Background. Guided structured reporting has been proposed to address the limited availability of structured data in radiology, yet empirical evidence on its real-world adoption across users and imaging modalities remains scarce. Objective. To describe the adoption dynamics of a guided structured reporting system across multiple users and imaging modalities during a six-week implementation period. Methods. Retrospective observational study at two public tertiary hospitals in Abu Dhabi, United Arab Emirates. A guided structured reporting system was deployed for computed tomography (CT), magnetic resonance imaging (MRI), and mammography. Seven radiologists participated. The primary outcome was active in-software reporting time, recorded via system logs of mouse and keyboard interaction.

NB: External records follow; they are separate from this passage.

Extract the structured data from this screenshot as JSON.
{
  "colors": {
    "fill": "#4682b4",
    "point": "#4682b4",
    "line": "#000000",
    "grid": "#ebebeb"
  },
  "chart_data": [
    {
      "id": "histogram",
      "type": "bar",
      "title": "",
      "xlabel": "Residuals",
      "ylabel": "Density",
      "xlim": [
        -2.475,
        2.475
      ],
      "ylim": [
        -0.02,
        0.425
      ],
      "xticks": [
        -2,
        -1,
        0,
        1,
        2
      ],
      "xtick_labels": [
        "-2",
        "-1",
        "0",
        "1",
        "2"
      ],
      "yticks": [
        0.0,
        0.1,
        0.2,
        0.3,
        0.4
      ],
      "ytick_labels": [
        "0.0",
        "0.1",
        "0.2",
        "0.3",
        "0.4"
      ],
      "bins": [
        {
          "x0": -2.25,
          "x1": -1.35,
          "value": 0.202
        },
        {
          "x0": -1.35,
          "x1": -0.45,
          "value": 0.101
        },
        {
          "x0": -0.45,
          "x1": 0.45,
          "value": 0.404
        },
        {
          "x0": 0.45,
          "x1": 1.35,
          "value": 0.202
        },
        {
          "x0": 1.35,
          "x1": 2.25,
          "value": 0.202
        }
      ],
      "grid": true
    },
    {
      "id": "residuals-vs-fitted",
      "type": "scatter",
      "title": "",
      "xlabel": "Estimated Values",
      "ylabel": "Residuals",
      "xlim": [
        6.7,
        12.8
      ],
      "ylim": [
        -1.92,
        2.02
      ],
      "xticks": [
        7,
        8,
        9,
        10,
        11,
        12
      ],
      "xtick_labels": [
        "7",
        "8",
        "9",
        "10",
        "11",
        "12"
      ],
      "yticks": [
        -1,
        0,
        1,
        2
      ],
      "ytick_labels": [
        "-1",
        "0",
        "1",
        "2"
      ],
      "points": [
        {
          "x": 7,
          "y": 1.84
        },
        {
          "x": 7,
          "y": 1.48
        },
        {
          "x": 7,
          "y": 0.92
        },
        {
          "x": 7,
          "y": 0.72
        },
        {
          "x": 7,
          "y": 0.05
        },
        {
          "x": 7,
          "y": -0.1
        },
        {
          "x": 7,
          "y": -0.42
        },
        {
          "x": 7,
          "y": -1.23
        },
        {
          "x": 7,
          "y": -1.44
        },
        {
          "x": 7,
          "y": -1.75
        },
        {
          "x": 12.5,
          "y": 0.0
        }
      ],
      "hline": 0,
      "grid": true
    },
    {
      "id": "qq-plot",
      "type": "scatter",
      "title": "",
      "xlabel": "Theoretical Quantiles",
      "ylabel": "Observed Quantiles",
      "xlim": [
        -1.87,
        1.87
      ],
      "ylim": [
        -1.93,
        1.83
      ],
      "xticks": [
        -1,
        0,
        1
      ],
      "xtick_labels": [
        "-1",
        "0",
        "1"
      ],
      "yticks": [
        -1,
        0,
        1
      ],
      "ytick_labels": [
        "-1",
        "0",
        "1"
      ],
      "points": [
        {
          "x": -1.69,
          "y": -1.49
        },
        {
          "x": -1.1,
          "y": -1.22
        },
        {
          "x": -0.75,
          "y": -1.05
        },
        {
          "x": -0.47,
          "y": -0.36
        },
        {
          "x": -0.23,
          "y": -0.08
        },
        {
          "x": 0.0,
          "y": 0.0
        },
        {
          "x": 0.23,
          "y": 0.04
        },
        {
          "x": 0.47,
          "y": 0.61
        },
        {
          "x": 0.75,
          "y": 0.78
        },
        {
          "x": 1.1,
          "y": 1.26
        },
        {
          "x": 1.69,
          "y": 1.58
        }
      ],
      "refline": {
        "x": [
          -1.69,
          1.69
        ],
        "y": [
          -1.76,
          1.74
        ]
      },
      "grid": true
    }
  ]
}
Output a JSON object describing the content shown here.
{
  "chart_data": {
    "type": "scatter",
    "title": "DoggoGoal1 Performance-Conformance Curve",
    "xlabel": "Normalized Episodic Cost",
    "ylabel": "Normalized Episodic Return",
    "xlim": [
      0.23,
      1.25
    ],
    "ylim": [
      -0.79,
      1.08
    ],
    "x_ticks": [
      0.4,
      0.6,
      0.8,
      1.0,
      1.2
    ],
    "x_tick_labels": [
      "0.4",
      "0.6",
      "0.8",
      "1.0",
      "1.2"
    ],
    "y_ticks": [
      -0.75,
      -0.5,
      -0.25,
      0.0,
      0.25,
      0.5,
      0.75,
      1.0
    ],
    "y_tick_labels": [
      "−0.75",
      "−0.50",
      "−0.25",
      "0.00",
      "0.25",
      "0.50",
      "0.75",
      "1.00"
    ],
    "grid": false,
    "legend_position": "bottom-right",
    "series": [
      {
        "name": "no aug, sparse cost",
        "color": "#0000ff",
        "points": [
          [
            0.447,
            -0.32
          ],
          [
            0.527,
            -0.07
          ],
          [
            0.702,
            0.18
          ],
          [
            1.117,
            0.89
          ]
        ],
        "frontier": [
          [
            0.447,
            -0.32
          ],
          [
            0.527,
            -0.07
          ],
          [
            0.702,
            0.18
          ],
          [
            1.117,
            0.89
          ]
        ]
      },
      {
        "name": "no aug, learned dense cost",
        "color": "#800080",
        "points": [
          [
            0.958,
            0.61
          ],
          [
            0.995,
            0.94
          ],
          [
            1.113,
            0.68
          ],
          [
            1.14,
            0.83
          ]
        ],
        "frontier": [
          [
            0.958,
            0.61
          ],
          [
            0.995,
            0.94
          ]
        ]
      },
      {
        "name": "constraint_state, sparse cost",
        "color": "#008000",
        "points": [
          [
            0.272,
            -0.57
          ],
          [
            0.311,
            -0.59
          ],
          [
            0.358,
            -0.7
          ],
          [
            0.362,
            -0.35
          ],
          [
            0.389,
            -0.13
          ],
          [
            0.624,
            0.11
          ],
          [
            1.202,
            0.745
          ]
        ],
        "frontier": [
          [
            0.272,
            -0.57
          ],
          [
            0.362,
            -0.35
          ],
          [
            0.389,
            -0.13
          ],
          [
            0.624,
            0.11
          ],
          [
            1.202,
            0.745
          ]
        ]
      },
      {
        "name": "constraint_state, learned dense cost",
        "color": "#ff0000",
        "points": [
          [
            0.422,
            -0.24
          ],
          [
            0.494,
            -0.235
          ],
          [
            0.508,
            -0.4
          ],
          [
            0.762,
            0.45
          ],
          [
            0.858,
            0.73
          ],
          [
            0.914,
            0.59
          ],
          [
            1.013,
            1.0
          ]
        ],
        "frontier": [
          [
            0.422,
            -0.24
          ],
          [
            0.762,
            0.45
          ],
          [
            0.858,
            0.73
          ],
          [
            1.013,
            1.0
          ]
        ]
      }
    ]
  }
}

Temporal trends in median reporting time per modality and individual user trajectories were analysed descriptively. After predefined data cleaning, 126 reports were included (84 CT, 27 MRI, 15 mammography). Results. Active in-software reporting time decreased across all modalities. Median reporting time fell from 130 s to 56 s for CT, from 383 s to 60 s for MRI, and from 126 s to 46 s for mammography (week 1 to week 6). Individual trajectories showed similar patterns, with the largest reductions during the early implementation phase. Subgroup analyses were limited by small sample sizes. Conclusions. Guided structured reporting was integrated into routine clinical workflows with temporal reductions in active reporting time across users and modalities, providing empirical evidence on the feasibility of workflow-integrated structured reporting in radiological practice.